While happy with the court order to restore proper police numbers, Kardaal remains cautious about the end game of the city council.

KARDAAL: But they haven't learned anything from this court decision. They are still talking about defunding the police, reducing the police, replacing it with something else without, you know, amending the charter.

Lawyer Dickey for the eight citizens who sued thinks their example is worth paying attention to.

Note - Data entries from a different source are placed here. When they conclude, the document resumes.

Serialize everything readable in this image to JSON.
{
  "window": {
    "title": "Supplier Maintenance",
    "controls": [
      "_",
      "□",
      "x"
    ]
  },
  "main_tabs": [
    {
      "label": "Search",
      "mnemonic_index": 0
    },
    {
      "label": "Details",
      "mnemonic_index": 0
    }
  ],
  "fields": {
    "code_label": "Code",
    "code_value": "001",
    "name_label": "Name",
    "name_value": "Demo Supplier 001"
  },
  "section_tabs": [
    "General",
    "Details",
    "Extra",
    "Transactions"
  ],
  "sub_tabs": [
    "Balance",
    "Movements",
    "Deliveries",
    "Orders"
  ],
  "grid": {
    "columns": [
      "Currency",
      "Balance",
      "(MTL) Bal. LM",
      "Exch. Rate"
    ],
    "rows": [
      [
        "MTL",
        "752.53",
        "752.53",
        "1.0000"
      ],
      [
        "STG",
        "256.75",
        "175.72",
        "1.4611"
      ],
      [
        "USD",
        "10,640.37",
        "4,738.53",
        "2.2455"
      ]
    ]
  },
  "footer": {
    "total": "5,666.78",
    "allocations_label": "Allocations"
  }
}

DICKEY: Sure, yeah, I would say that, first of all, this case sends a message that you can stand up against what seems like insurmountable odds and overcome them...look at the city charters that you're dealing with, look at the you know, those are like the constitution for every city. Minneapolis didn't just come up with this idea out of nowhere. If you're in a city where there's a movement to defund the police and there's a crime wave that's going on, take a look at your city charter and make sure that your elected officials are actually following the law and make maintaining a force that is necessary under those constitutions.

City fathers wrote the charter in 1961, and not everyone wants to keep it the way it is. In November, voters will decide how the city will approach policing going forward.

Cathy Spann thinks her fellow citizens want to strike a balance between police reform and public safety.

SPANN: At one point, Mary, I felt like a hostage in my home, a hostage in my community. So when we live in a community like this, there is a level of anxiety. There's a level of fear. But Mary, I am trying to be hopeful. I believe that the lawsuit brings us some level that says if we can have sufficient policing, along with police reform, that we can make a difference and bring back this community and take it back block by block. We have got to make a difference and take a stand and that's really what the lawsuit was about. It really was about taking a stand.

And that’s this week’s Legal Docket.

WORLD Radio transcripts are created on a rush deadline. This text may not be in its final form and may be updated or revised in the future. Accuracy and availability may vary. The authoritative record of WORLD Radio programming is the audio record.